Scandinavia and the World
Scandinavia and the World

Comments #9823317:


The boat is being floated 14 10, 11:21pm

@Daru

To clarify I was working from memory this morning shortly before having to dash off to work so that's why I was being rather speculative. As such I thought I remembered your country shared a monarch with the Dutch, but not the exact details. I know of course that their been separate for quite a while but didn't have time to check up on the details.

I've always heard that the bulk of the population was German speaking so if wrong on that I apologise. Checking on Wiki, as a quick 1st check point I notice that it says that the language is a western German language spoken mainly in Luxembourg and spoken by some 390,000 people worldwide. Reading elsewhere since about 60% of the population are expats workers it is fairly clear that it is therefore the primary language of the bulk of the 'home' population. As such I had misunderstood the exact relationship linguistically.

It also says on the history "In 1839, following the turmoil of the Belgian Revolution, the purely French-speaking part of Luxembourg was ceded to Belgium and the Luxembourgish-speaking part (except the Arelerland, the area around Arlon) became what is the present state of Luxembourg.[19]"

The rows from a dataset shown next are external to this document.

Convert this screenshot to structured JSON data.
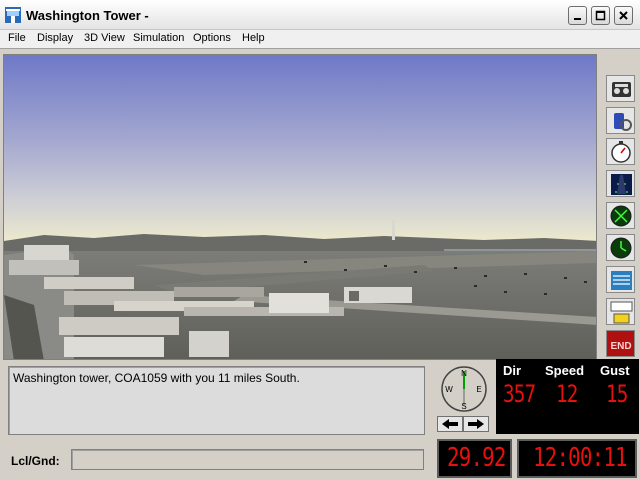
{
  "window": {
    "title": "Washington Tower -"
  },
  "menu": [
    "File",
    "Display",
    "3D View",
    "Simulation",
    "Options",
    "Help"
  ],
  "toolbar": [
    {
      "icon": "radio-icon"
    },
    {
      "icon": "mask-icon"
    },
    {
      "icon": "stopwatch-icon"
    },
    {
      "icon": "runway-icon"
    },
    {
      "icon": "radar-icon"
    },
    {
      "icon": "radar-clock-icon"
    },
    {
      "icon": "list-icon"
    },
    {
      "icon": "strip-icon"
    },
    {
      "icon": "end-icon",
      "label": "END"
    }
  ],
  "message": {
    "text": "Washington tower, COA1059 with you 11 miles South."
  },
  "lcl": {
    "label": "Lcl/Gnd:",
    "value": ""
  },
  "compass": {
    "n": "N",
    "e": "E",
    "s": "S",
    "w": "W"
  },
  "wind": {
    "dir_label": "Dir",
    "speed_label": "Speed",
    "gust_label": "Gust",
    "dir": "357",
    "speed": "12",
    "gust": "15"
  },
  "baro": "29.92",
  "clock": "12:00:11",
  "colors": {
    "led": "#e8100c",
    "panel": "#d4d0c8"
  }
}
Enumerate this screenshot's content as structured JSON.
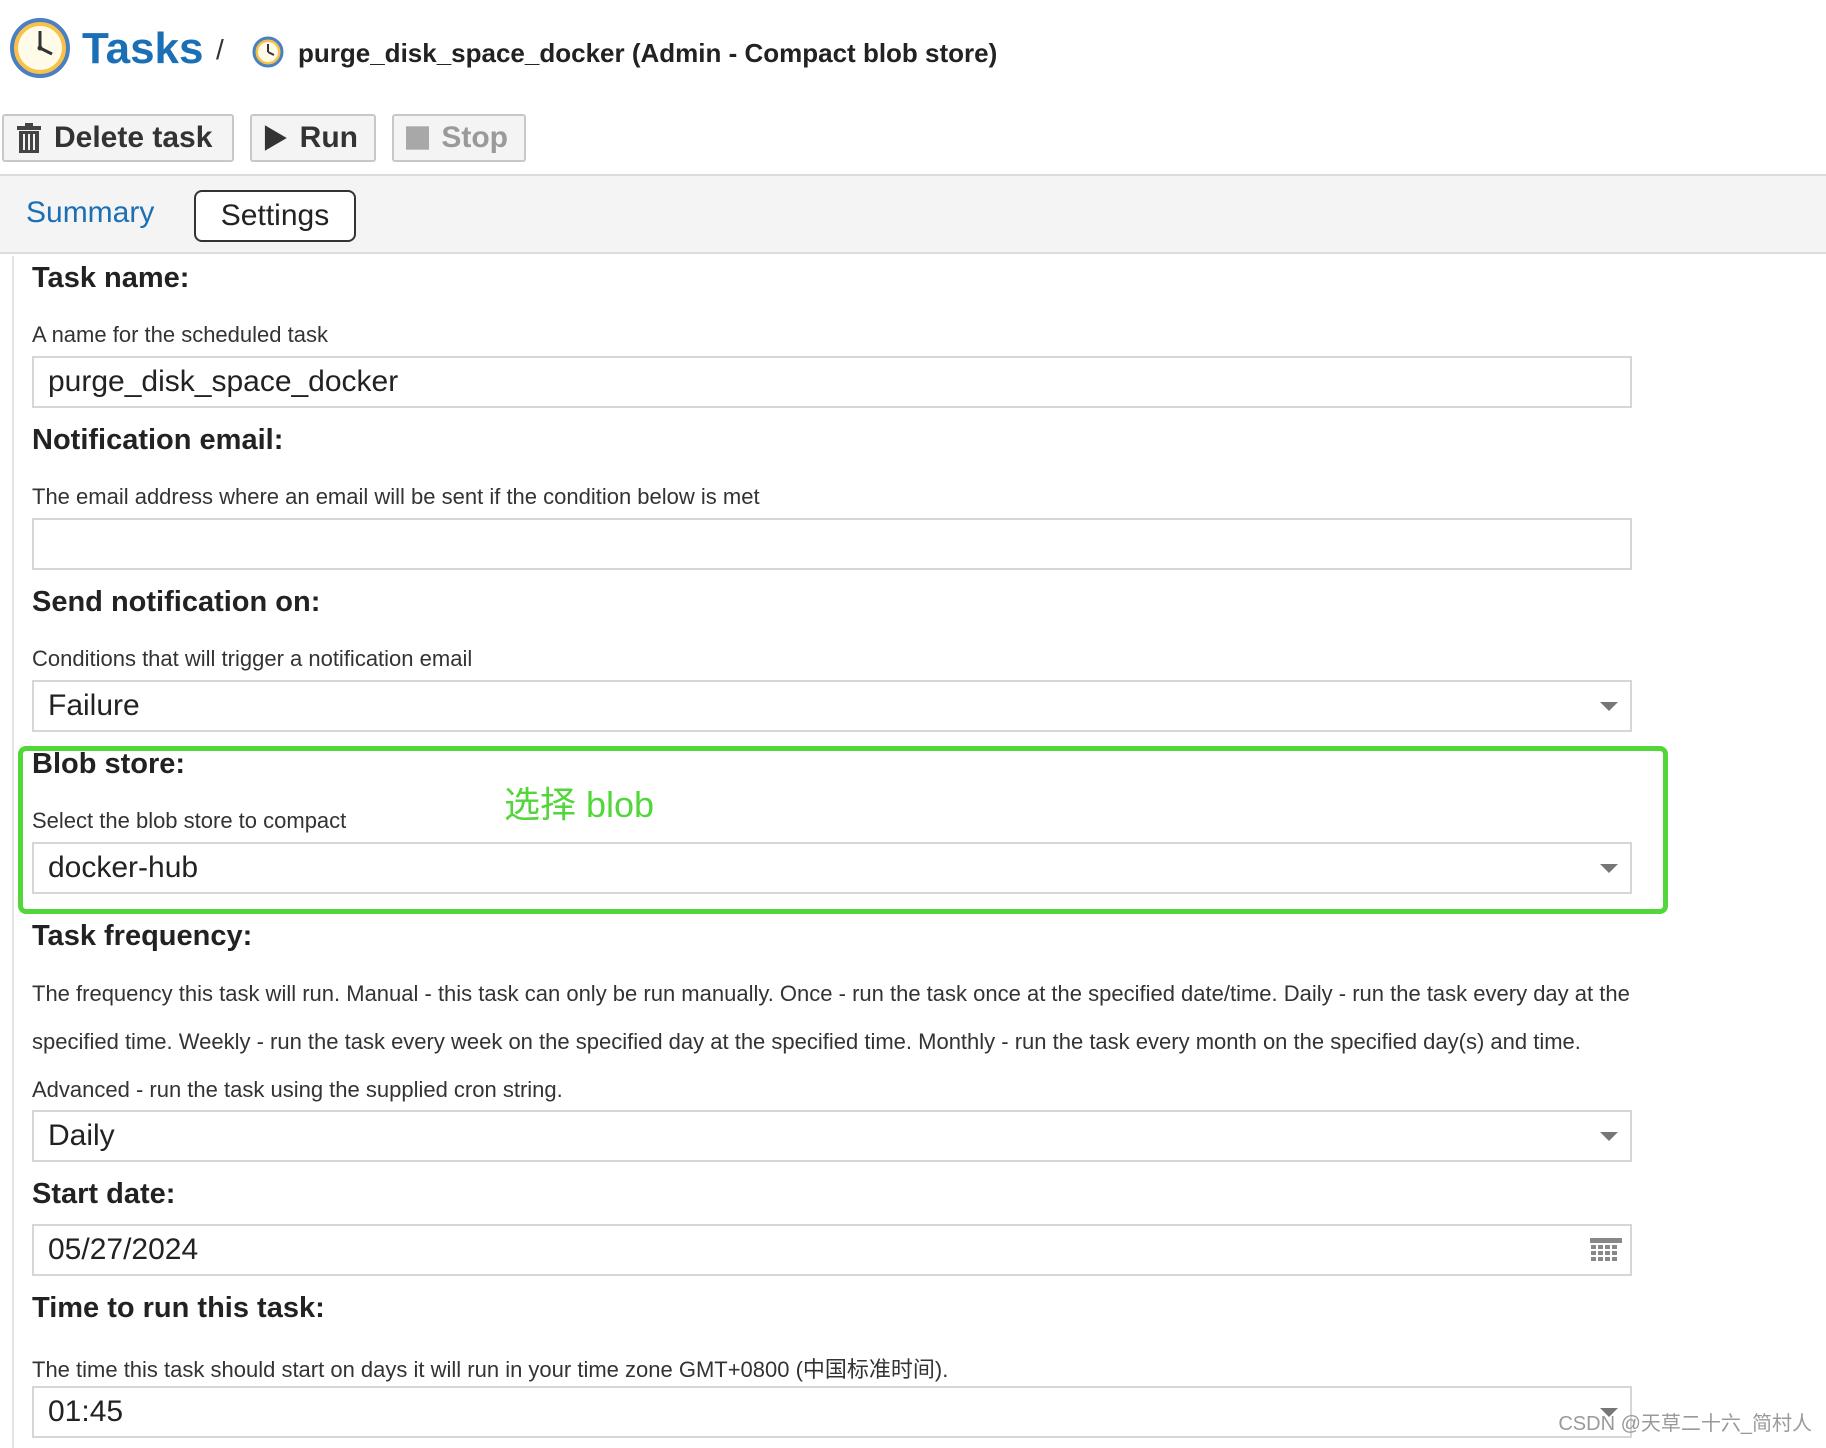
{
  "header": {
    "app_title": "Tasks",
    "separator": "/",
    "task_title": "purge_disk_space_docker (Admin - Compact blob store)"
  },
  "toolbar": {
    "delete_label": "Delete task",
    "run_label": "Run",
    "stop_label": "Stop"
  },
  "tabs": [
    {
      "label": "Summary"
    },
    {
      "label": "Settings"
    }
  ],
  "form": {
    "task_name": {
      "label": "Task name:",
      "help": "A name for the scheduled task",
      "value": "purge_disk_space_docker"
    },
    "notification_email": {
      "label": "Notification email:",
      "help": "The email address where an email will be sent if the condition below is met",
      "value": ""
    },
    "send_notification": {
      "label": "Send notification on:",
      "help": "Conditions that will trigger a notification email",
      "value": "Failure"
    },
    "blob_store": {
      "label": "Blob store:",
      "help": "Select the blob store to compact",
      "value": "docker-hub"
    },
    "task_frequency": {
      "label": "Task frequency:",
      "help": "The frequency this task will run. Manual - this task can only be run manually. Once - run the task once at the specified date/time. Daily - run the task every day at the specified time. Weekly - run the task every week on the specified day at the specified time. Monthly - run the task every month on the specified day(s) and time. Advanced - run the task using the supplied cron string.",
      "value": "Daily"
    },
    "start_date": {
      "label": "Start date:",
      "value": "05/27/2024"
    },
    "time_to_run": {
      "label": "Time to run this task:",
      "help": "The time this task should start on days it will run in your time zone GMT+0800 (中国标准时间).",
      "value": "01:45"
    }
  },
  "annotation": {
    "text": "选择 blob",
    "color": "#53d63a"
  },
  "watermark": "CSDN @天草二十六_简村人",
  "colors": {
    "link_blue": "#1a6fb5",
    "highlight_green": "#53d63a"
  }
}
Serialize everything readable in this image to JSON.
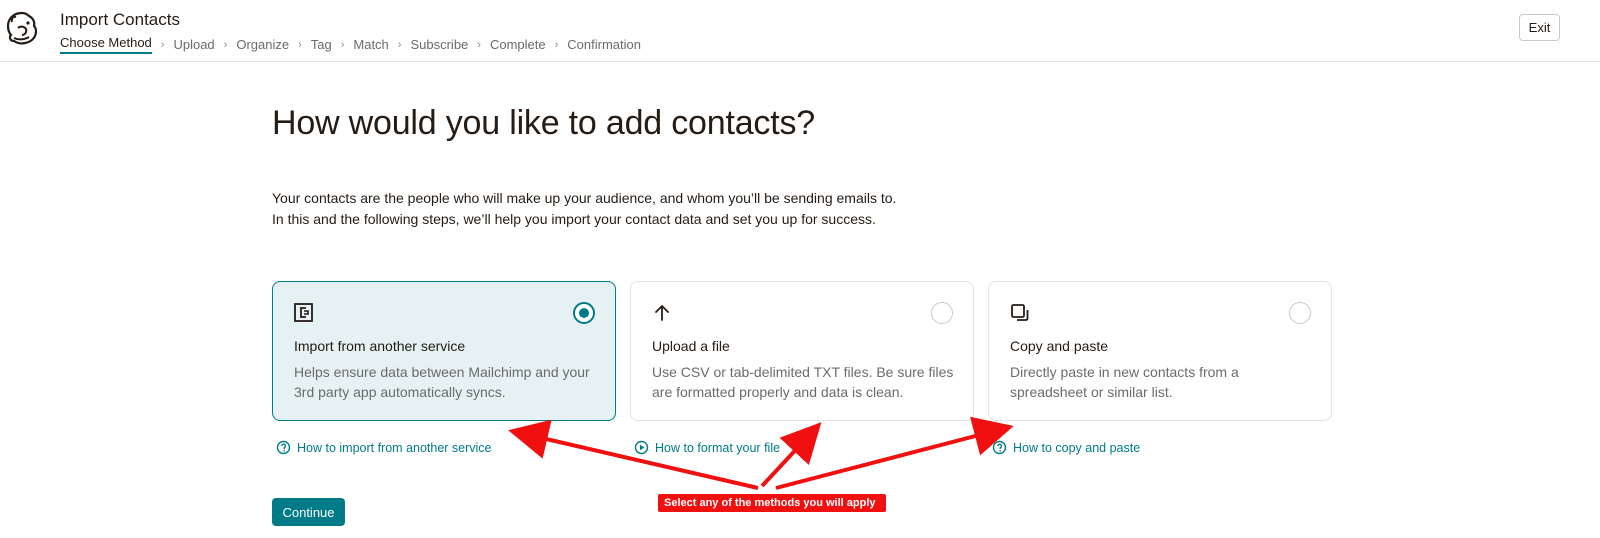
{
  "header": {
    "title": "Import Contacts",
    "steps": [
      "Choose Method",
      "Upload",
      "Organize",
      "Tag",
      "Match",
      "Subscribe",
      "Complete",
      "Confirmation"
    ],
    "step_separator": "›",
    "exit_label": "Exit",
    "logo_icon": "mailchimp-freddie-logo"
  },
  "main": {
    "heading": "How would you like to add contacts?",
    "intro_line1": "Your contacts are the people who will make up your audience, and whom you’ll be sending emails to.",
    "intro_line2": "In this and the following steps, we’ll help you import your contact data and set you up for success."
  },
  "cards": [
    {
      "icon": "integration-icon",
      "title": "Import from another service",
      "desc": "Helps ensure data between Mailchimp and your 3rd party app automatically syncs.",
      "selected": true,
      "help_link": "How to import from another service",
      "help_icon": "lightbulb-icon"
    },
    {
      "icon": "upload-arrow-icon",
      "title": "Upload a file",
      "desc": "Use CSV or tab-delimited TXT files. Be sure files are formatted properly and data is clean.",
      "selected": false,
      "help_link": "How to format your file",
      "help_icon": "play-circle-icon"
    },
    {
      "icon": "copy-icon",
      "title": "Copy and paste",
      "desc": "Directly paste in new contacts from a spreadsheet or similar list.",
      "selected": false,
      "help_link": "How to copy and paste",
      "help_icon": "lightbulb-icon"
    }
  ],
  "continue_label": "Continue",
  "annotation": {
    "text": "Select any of the methods you will apply",
    "color": "#f01010"
  },
  "colors": {
    "accent": "#007c89",
    "selected_bg": "#e5f1f2",
    "text": "#241c15",
    "muted": "#6b6b6b"
  }
}
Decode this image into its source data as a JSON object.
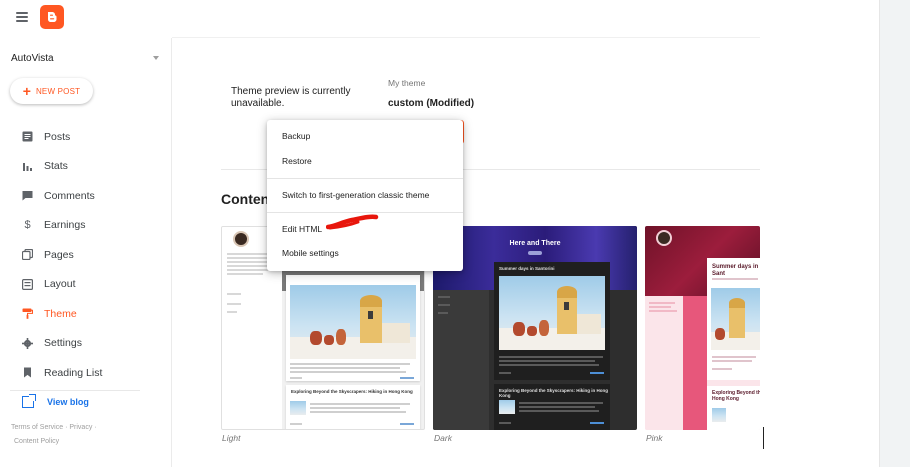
{
  "header": {
    "menu_icon": "hamburger-menu-icon",
    "logo_icon": "blogger-logo-icon",
    "brand_color": "#ff5722"
  },
  "sidebar": {
    "blog_name": "AutoVista",
    "new_post_label": "NEW POST",
    "items": [
      {
        "label": "Posts",
        "icon": "posts-icon"
      },
      {
        "label": "Stats",
        "icon": "stats-icon"
      },
      {
        "label": "Comments",
        "icon": "comments-icon"
      },
      {
        "label": "Earnings",
        "icon": "dollar-icon"
      },
      {
        "label": "Pages",
        "icon": "pages-icon"
      },
      {
        "label": "Layout",
        "icon": "layout-icon"
      },
      {
        "label": "Theme",
        "icon": "paint-roller-icon",
        "active": true
      },
      {
        "label": "Settings",
        "icon": "gear-icon"
      },
      {
        "label": "Reading List",
        "icon": "bookmark-icon"
      }
    ],
    "view_blog_label": "View blog",
    "footer": {
      "terms": "Terms of Service",
      "sep": "·",
      "privacy": "Privacy",
      "sep2": "·",
      "content_policy": "Content Policy"
    }
  },
  "main": {
    "preview_message": "Theme preview is currently unavailable.",
    "my_theme_label": "My theme",
    "my_theme_name": "custom (Modified)",
    "section_title": "Content"
  },
  "menu": {
    "items": [
      "Backup",
      "Restore",
      "Switch to first-generation classic theme",
      "Edit HTML",
      "Mobile settings"
    ]
  },
  "themes": [
    {
      "caption": "Light",
      "post_title": "Exploring Beyond the Skyscrapers: Hiking in Hong Kong"
    },
    {
      "caption": "Dark",
      "header_title": "Here and There",
      "post_heading": "Summer days in Santorini",
      "post_title": "Exploring Beyond the Skyscrapers: Hiking in Hong Kong"
    },
    {
      "caption": "Pink",
      "post_heading": "Summer days in Sant",
      "post_title": "Exploring Beyond the Hong Kong"
    }
  ]
}
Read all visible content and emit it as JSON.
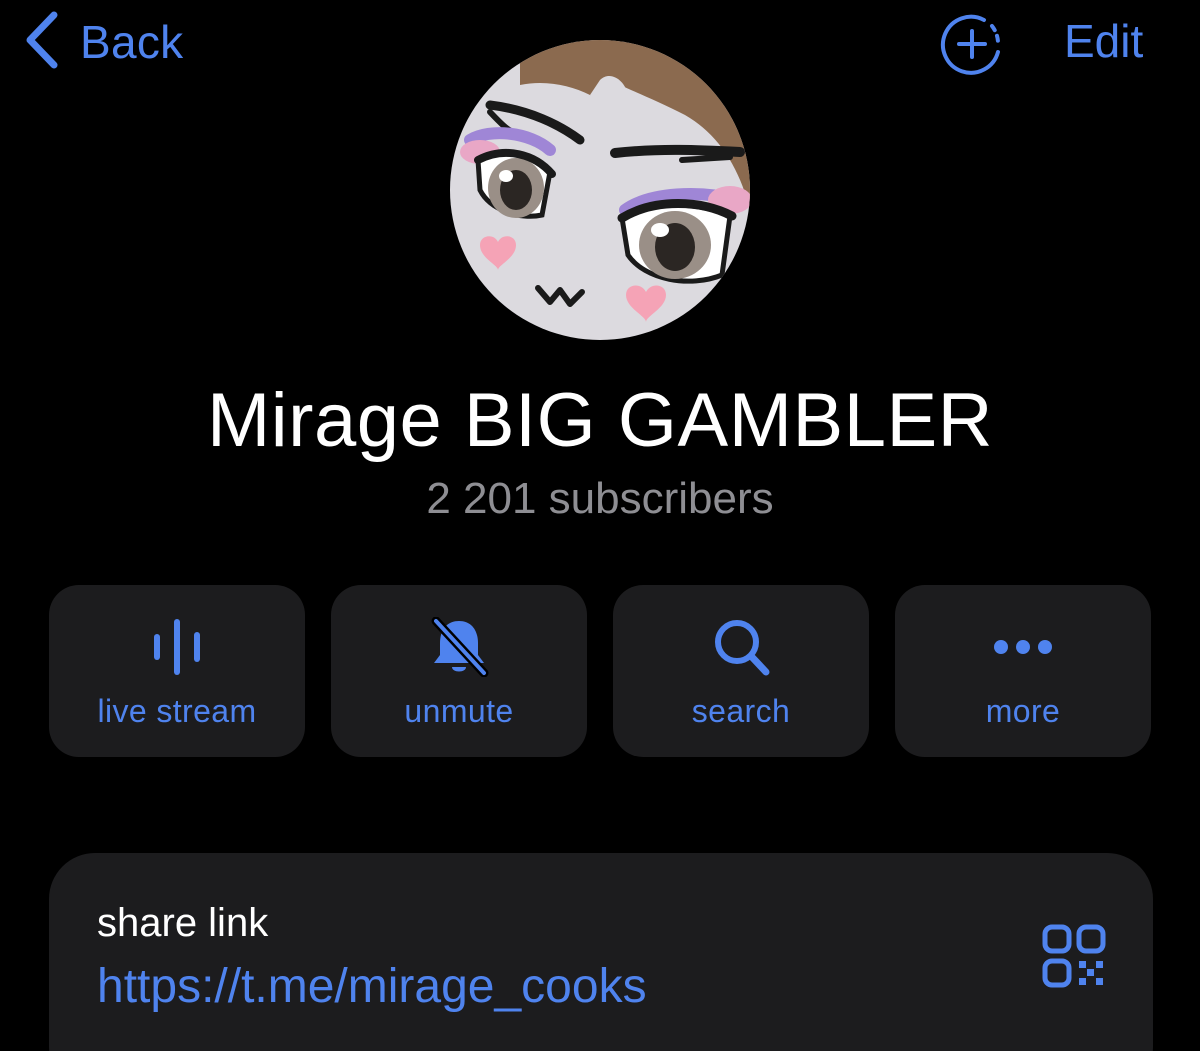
{
  "nav": {
    "back_label": "Back",
    "edit_label": "Edit"
  },
  "channel": {
    "name": "Mirage BIG GAMBLER",
    "subscribers": "2 201 subscribers"
  },
  "actions": [
    {
      "label": "live stream",
      "icon": "live-stream-icon"
    },
    {
      "label": "unmute",
      "icon": "bell-slash-icon"
    },
    {
      "label": "search",
      "icon": "search-icon"
    },
    {
      "label": "more",
      "icon": "more-dots-icon"
    }
  ],
  "share": {
    "title": "share link",
    "link": "https://t.me/mirage_cooks",
    "icon": "qr-code-icon"
  },
  "colors": {
    "background": "#000000",
    "card": "#1c1c1e",
    "accent": "#4f83ee",
    "secondary_text": "#8e8e93",
    "primary_text": "#ffffff"
  }
}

In terms of 1839 the British did meddle in something that concerned them very much, i.e. who controlled what is now Belgium and especially its ports. Mainly to ensure that it didn't come under French control. [Which is exactly the reason why the neutrality of Belgium was so important and Britain declared war on Germany in 1914!] I don't know who decided that the Luxembourgish population would be split off from the French speaking proportion that went to Belgium but it wouldn't have been a primarily concern of Britain. Suspect there was some trading off between the major powers with probably neither France or Germany wanting it going to an independent Belgium but if you can provide an actual source for your suggestion that it was solely a British decision I would be very interested. I notice that you yourself says that at the end of WWI there was a referendum on the issue and union with Belgium was the 3rd choice and continued independence the view of the majority. Which does suggest that union with Belgium then wasn't a particularly popular choice.